WASHINGTON (Reuters) - The top Democrat on the House of Representatives Foreign Affairs Committee urged President Barack Obama on Friday to order air strikes against Syrian President Bashar al-Assad’s government after the apparent gassing deaths of hundreds of civilians.
Representative Eliot Engel cited Obama’s statement that the use of chemical weapons by Assad’s forces would cross a “red line” and cause the United States to act to halt such violations of international law.
“If we, in concert with our allies, do not respond to Assad’s murderous uses of weapons of mass destruction, malevolent countries and bad actors around the world will see a green light where one was never intended,” Engel wrote in a letter to Obama and obtained by Reuters.
Syria denies being responsible and has in the past accused rebels of using gas.
General Martin Dempsey, the chairman of the Joint Chiefs of Staff, wrote to Engel this week saying the United States had the capability to conduct targeted air strikes in Syria to destroy runways, fuel depots and helicopters.

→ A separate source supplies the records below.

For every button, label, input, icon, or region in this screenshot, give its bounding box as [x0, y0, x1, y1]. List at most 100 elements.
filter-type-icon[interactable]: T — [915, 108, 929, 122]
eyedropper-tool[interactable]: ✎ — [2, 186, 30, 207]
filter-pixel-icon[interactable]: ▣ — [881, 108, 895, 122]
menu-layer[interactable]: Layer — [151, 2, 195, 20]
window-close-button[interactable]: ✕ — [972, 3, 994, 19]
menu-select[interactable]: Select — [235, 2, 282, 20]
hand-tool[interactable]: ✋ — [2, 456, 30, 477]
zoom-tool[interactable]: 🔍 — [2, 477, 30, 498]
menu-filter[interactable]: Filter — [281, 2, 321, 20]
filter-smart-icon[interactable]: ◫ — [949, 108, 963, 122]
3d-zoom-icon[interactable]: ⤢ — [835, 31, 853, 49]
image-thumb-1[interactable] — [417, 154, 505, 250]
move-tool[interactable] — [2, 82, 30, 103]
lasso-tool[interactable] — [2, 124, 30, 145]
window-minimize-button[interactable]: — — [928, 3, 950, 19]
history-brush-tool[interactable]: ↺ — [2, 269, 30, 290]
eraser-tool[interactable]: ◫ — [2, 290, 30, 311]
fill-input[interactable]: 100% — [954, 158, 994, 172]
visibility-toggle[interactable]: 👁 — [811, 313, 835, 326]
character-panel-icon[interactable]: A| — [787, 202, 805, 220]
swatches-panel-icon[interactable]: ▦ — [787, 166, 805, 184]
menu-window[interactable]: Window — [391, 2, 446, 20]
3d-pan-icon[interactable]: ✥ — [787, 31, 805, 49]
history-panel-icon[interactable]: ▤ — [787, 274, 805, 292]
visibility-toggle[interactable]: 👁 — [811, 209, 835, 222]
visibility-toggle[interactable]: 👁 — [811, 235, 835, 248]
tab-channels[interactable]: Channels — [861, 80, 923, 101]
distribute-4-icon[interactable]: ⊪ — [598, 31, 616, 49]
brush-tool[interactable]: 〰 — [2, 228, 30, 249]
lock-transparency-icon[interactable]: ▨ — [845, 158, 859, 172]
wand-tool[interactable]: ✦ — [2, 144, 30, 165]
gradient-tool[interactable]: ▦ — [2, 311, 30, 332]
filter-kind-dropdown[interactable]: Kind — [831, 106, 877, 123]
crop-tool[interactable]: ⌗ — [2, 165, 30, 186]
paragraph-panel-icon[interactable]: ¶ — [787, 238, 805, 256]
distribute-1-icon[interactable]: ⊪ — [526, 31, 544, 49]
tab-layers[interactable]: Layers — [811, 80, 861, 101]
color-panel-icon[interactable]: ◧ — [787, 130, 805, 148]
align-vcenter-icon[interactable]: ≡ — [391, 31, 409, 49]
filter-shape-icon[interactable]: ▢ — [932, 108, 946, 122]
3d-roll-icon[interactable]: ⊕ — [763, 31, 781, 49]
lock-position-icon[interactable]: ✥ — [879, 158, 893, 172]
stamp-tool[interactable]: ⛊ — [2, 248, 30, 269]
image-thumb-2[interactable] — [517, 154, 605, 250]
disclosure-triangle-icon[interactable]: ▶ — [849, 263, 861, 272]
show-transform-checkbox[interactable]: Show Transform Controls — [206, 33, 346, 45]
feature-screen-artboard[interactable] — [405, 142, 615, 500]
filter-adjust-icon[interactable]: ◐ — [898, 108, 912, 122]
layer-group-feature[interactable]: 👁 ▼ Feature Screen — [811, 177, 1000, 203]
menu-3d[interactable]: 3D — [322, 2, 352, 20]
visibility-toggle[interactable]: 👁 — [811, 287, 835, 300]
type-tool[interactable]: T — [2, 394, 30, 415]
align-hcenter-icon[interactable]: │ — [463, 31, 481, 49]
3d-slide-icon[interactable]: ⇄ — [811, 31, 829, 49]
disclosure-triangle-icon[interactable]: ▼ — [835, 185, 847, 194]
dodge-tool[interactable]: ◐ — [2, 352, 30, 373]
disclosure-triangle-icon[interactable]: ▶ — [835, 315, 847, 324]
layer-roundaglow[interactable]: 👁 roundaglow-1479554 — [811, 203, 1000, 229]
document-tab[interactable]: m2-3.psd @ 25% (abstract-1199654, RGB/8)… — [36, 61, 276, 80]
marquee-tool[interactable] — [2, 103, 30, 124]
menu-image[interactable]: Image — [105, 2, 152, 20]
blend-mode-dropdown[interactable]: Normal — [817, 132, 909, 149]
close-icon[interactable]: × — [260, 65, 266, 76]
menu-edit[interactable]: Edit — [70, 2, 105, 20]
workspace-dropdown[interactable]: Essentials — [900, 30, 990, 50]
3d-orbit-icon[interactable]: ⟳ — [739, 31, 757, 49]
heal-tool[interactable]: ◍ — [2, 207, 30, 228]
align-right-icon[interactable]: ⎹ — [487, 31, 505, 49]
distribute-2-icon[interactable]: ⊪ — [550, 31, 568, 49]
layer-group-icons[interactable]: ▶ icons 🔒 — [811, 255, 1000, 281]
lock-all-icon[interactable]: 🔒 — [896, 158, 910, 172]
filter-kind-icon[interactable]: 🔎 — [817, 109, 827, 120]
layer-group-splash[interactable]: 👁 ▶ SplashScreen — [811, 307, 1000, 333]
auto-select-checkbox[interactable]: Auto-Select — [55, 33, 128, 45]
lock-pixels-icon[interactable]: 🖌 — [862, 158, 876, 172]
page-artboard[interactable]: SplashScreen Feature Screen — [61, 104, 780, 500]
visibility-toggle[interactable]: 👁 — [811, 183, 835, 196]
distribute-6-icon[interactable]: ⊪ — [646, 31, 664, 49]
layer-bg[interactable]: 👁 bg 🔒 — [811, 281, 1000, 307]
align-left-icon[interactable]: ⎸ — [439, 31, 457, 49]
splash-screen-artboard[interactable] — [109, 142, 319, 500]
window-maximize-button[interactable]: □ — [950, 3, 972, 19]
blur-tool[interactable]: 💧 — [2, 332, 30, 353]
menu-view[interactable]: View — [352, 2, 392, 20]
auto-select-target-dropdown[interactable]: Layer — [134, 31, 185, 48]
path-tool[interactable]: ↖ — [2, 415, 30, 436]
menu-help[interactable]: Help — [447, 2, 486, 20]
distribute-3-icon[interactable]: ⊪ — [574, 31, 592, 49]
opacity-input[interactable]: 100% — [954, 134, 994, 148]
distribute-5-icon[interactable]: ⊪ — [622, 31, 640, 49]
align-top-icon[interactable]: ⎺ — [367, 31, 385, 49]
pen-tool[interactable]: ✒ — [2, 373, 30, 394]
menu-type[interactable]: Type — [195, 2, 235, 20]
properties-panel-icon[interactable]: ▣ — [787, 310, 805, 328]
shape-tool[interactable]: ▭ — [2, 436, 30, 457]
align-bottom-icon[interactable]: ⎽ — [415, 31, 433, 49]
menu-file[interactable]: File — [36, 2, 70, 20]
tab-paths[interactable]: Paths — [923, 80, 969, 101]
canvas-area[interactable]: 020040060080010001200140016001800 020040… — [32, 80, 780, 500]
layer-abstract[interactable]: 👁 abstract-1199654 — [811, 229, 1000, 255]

“And, we can do this with no boots on the ground, from stand-off distances,” Engel wrote in his letter to Obama. “I know that your Administration is wrestling with these very complex issues, but I believe that we, as Americans, have a moral obligation to step in without delay and stop the slaughter.”
Engel has been a strong advocate for more aggressive U.S. military intervention in Syria, as have several other members of Congress, including such influential foreign policy voices as Republican Senator John McCain.
But there remains deep opposition and skepticism among some members of the House and Senate - as well as the Obama administration - about any rush to military intervention in Syria.
Obama called the deaths of hundreds of Syrians in an apparent chemical weapons attack a “big event of grave concern,” but stressed on Friday he was in no hurry to embroil Americans in a costly new war.
The United States is providing non-lethal support to the Syrian opposition, but has been slow to make good on promises to deliver weapons to moderates.
In his letter to Engel this week, Dempsey warned of the complexity of choosing sides in Syria and stressed the U.S. intervention would not extinguish the religious, tribal and ethnic tensions fueling the conflict.